La mia Resistenza della Brigata ebraica e socialista
Commento di Lidano Grassucci
Testata: Informazione Corretta
Data: 25/04/2026
Pagina: 1
Autore: Lidano Grassucci
Titolo: La mia Resistenza della Brigata ebraica e socialista

La mia Resistenza della Brigata ebraica e socialista

Commento di Lidano Grassucci

Lidano Grassucci e il suo libro: “Ucraina. La guerra vista da lontano”. La  mia recensione. - Fatto a Latina

Lidano Grassucci

 

​Resistere, non sottostare all'ingiusto. Io, per questo, ci sono nato.

​Siamo stati i ribelli della palude, liberi nel fango, negati dai signori e braccati dai loro scherani. Sto, senza esitazione alcuna, con chi esercita il "diritto di resistenza" contro l’oppressione. Il fascismo è stato il male assoluto; e in armi la mia parte ha combattuto l’ingiustizia, l’arbitrio, la sopraffazione.

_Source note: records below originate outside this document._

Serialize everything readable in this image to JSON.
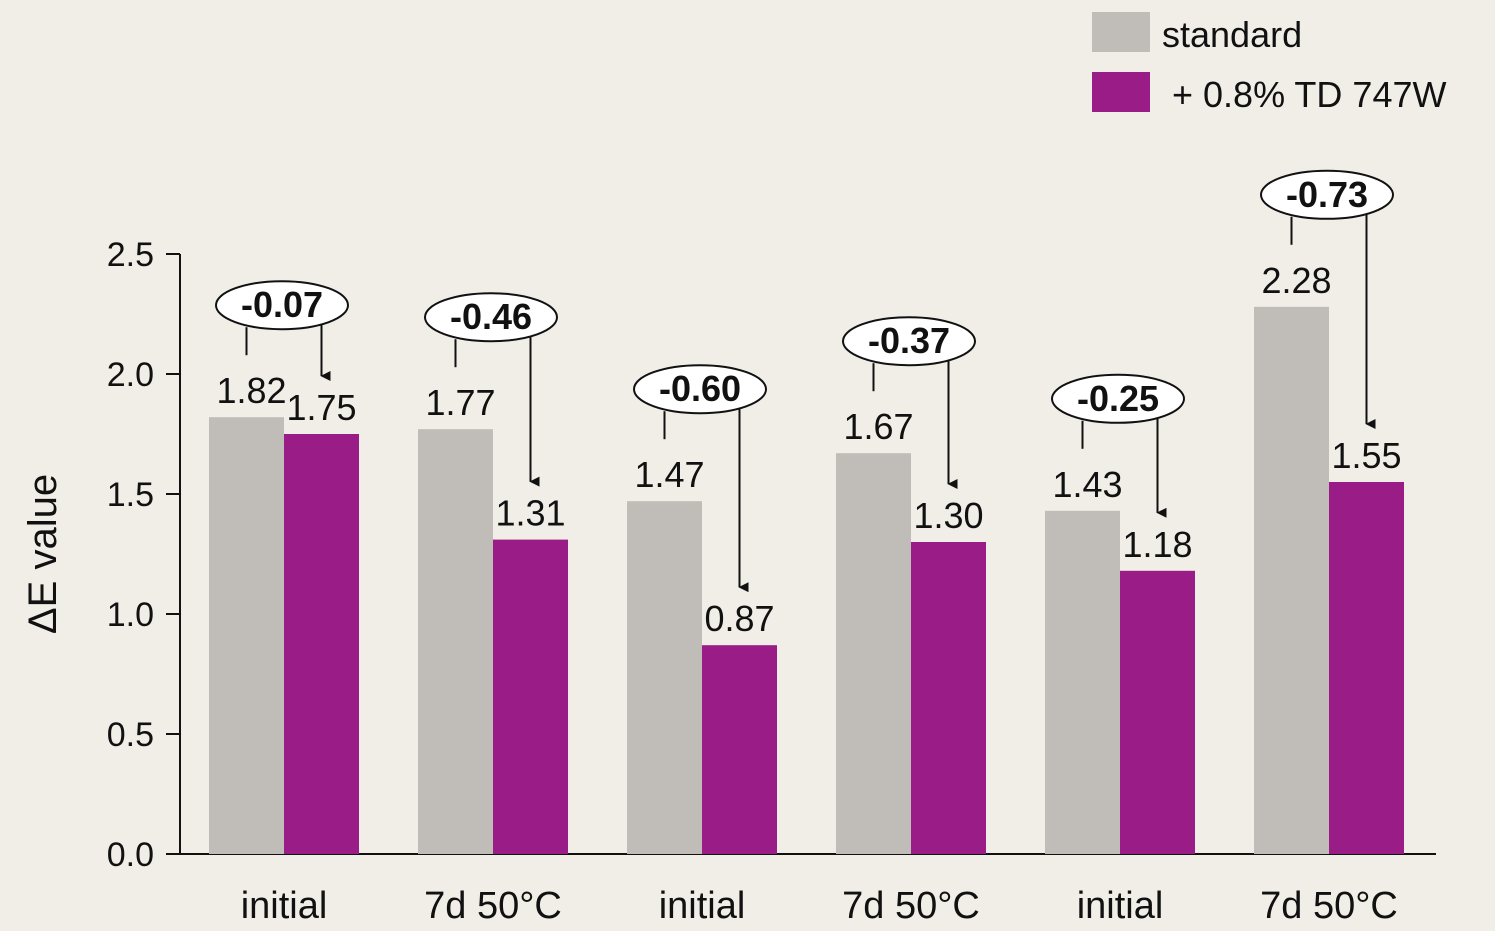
{
  "chart_data": {
    "type": "bar",
    "categories": [
      "initial",
      "7d 50°C",
      "initial",
      "7d 50°C",
      "initial",
      "7d 50°C"
    ],
    "series": [
      {
        "name": "standard",
        "color": "#c0bcb7",
        "values": [
          1.82,
          1.77,
          1.47,
          1.67,
          1.43,
          2.28
        ]
      },
      {
        "name": "+ 0.8% TD 747W",
        "color": "#9a1c86",
        "values": [
          1.75,
          1.31,
          0.87,
          1.3,
          1.18,
          1.55
        ]
      }
    ],
    "value_labels": {
      "standard": [
        "1.82",
        "1.77",
        "1.47",
        "1.67",
        "1.43",
        "2.28"
      ],
      "treated": [
        "1.75",
        "1.31",
        "0.87",
        "1.30",
        "1.18",
        "1.55"
      ]
    },
    "differences": [
      -0.07,
      -0.46,
      -0.6,
      -0.37,
      -0.25,
      -0.73
    ],
    "difference_labels": [
      "-0.07",
      "-0.46",
      "-0.60",
      "-0.37",
      "-0.25",
      "-0.73"
    ],
    "ylabel": "ΔE value",
    "xlabel": "",
    "ylim": [
      0,
      2.5
    ],
    "yticks": [
      0.0,
      0.5,
      1.0,
      1.5,
      2.0,
      2.5
    ],
    "ytick_labels": [
      "0.0",
      "0.5",
      "1.0",
      "1.5",
      "2.0",
      "2.5"
    ],
    "grid": false,
    "legend_position": "top-right"
  }
}
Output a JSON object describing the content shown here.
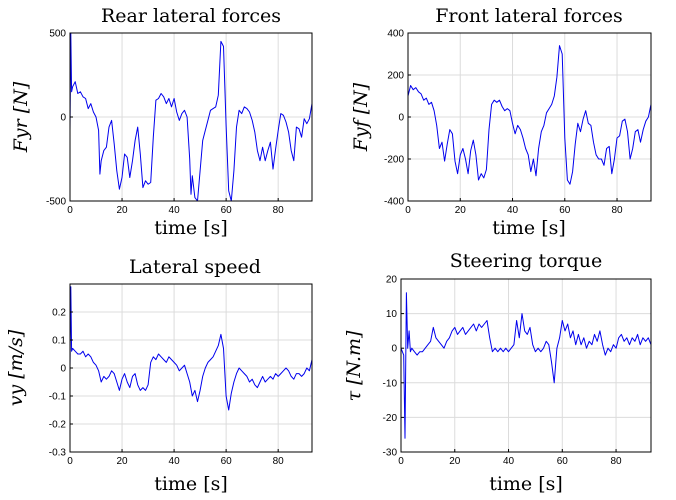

​Diciamoci la verità: la libertà che respiriamo oggi è il sangue che non avevano più i tanti che liberi non sono potuti restare. Lo dico con l’orgoglio di un socialista. Ma aggiungo una verità necessaria: la Resistenza è stata plurale. È stata dei monarchici, dei repubblicani, dei liberali e degli azionisti; è stata dei cattolici, dei socialisti e dei comunisti. È stata lo sforzo immenso di americani, inglesi, polacchi con i loro eserciti.

​Le Radici della Scelta

​A questo mio essere socialista aggiungo, con la stessa forza, l’essere sionista. La Brigata Ebraica ha partecipato attivamente alla liberazione di questo Paese; non risultano palestinesi da questa parte della barricata. La nostra libertà è figlia della scelta cosciente, in armi, di chi era già libero nello spirito, non di chi non possedeva neppure l’idea di libertà.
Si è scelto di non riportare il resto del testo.